Just so you all know... I am running the pier again on the 

20th of March 2010 from 0600 to 1800(6PM) for the non military type.... the Charlie Pier will be open again for another fishing tourney.....10 bucks to enter

Last week the longest fish was 27.5 inch red fish and that fish took home a $100 gift card from Outcast Bait and Tackle.

Again I would like to thank Outcast for all their support in that event....

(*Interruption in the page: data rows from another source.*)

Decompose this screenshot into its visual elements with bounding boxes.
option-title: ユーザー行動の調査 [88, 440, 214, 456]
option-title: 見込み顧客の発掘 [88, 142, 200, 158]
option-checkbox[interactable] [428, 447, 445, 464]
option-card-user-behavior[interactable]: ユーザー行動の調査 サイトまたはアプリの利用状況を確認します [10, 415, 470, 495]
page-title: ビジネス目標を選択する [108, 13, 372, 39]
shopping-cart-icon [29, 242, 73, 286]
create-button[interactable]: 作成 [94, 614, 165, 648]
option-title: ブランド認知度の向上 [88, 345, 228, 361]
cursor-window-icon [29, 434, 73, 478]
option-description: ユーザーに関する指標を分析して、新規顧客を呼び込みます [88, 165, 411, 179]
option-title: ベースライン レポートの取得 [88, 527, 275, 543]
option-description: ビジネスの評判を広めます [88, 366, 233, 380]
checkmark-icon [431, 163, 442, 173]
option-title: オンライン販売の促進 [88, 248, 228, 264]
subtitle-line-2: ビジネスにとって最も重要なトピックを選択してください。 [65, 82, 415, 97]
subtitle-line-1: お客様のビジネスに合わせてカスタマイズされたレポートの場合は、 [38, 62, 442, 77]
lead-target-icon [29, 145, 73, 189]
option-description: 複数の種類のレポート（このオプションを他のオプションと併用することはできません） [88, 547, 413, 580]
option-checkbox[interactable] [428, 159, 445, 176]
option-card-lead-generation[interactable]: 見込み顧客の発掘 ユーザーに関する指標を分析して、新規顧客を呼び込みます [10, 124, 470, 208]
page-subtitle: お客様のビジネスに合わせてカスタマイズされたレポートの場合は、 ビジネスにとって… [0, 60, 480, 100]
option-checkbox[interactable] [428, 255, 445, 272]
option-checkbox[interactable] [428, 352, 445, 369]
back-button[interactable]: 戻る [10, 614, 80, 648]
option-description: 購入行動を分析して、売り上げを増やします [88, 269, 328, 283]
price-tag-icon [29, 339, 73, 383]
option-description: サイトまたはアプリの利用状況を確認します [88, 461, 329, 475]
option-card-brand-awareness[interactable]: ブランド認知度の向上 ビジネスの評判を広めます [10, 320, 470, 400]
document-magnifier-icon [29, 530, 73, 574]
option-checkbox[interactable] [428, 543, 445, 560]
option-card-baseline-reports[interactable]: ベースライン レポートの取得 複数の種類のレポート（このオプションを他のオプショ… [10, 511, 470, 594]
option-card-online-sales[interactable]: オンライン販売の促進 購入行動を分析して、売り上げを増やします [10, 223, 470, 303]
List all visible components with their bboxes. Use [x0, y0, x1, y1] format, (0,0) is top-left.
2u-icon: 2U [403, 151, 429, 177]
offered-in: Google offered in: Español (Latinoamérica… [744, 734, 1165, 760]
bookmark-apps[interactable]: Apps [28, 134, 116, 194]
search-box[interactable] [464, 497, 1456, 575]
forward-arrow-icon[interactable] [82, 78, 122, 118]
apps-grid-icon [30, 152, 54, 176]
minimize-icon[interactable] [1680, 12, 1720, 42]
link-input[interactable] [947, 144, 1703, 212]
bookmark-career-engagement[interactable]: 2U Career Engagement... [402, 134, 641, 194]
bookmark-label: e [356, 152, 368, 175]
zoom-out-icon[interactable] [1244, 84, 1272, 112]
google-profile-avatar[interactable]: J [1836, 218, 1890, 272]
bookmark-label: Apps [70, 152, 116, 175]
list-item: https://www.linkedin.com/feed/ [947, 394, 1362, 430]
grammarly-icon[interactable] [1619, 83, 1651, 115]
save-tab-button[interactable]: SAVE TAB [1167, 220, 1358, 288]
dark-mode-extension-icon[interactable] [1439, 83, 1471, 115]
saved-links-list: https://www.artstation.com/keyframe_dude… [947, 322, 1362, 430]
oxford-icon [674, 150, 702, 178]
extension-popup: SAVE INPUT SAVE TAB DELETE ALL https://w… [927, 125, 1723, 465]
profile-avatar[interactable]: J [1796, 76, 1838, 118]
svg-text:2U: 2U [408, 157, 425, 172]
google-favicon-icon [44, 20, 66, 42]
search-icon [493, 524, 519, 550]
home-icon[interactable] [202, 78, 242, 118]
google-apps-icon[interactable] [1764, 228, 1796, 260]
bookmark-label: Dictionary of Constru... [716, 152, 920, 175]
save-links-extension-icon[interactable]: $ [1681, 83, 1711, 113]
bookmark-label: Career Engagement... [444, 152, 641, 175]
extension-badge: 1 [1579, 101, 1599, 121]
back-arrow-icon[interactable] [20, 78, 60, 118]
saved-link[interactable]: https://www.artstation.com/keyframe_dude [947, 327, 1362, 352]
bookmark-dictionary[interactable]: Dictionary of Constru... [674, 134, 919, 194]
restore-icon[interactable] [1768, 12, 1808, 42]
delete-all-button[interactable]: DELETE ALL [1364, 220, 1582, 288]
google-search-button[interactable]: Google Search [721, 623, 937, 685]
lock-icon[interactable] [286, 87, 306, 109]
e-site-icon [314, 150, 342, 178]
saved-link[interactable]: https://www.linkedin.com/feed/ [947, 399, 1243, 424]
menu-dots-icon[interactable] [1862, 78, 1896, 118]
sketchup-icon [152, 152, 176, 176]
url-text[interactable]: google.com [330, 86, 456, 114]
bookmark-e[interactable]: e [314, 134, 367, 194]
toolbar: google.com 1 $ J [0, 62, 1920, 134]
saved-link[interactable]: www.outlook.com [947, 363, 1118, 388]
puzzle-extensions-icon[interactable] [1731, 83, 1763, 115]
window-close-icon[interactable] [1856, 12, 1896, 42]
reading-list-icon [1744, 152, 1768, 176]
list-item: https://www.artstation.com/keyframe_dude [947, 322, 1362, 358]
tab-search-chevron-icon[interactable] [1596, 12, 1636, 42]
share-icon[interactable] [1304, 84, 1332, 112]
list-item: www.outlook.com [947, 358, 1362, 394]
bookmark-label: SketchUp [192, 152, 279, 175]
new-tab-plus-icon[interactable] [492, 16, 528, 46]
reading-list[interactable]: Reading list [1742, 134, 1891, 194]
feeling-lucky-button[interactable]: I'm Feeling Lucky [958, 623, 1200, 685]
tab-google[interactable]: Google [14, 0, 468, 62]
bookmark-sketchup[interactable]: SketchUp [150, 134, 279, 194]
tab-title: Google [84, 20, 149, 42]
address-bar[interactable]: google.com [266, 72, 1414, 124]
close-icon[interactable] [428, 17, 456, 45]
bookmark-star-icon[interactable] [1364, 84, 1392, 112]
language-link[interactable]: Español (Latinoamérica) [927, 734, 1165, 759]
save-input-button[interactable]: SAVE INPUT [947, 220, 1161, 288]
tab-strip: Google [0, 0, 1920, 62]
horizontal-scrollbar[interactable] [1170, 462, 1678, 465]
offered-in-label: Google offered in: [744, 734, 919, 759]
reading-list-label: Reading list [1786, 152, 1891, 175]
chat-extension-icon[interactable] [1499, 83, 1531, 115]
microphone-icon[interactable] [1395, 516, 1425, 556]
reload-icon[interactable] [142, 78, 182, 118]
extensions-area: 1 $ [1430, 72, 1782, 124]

This time we are having a 1st, 2nd and 3rd place prize for the longest fish as well..... not sure what the breakdown will be but I will make it worth the trip hope to see you all out there and good luck for all those who show up to win the gift cards again.....


----------



## jlusmc89 (Mar 17, 2010)

Ill be down there until 0730 unfortunately im leaving NAS and headed to Arizona so I will probably be selling some of my tackle being theres no water within 30 miles there.


----------



## BigStikVick (Mar 26, 2010)

Hey BigSticVick here and I would love to compete I have the cash but I dont have a military ID I have a Buddy who is retired military and loves fishing as much as I do......Can I compete???


----------



## AllieGator (Mar 29, 2010)

are you still in the area? And if so, what sort of tackle are you looking to sell? We just moved down to NAS for training and are in need of some basic tackle, cast nets, bait buckets, etc. I know most of the stuff is prob cheap from walmart, but I'd much rather buy off you.


----------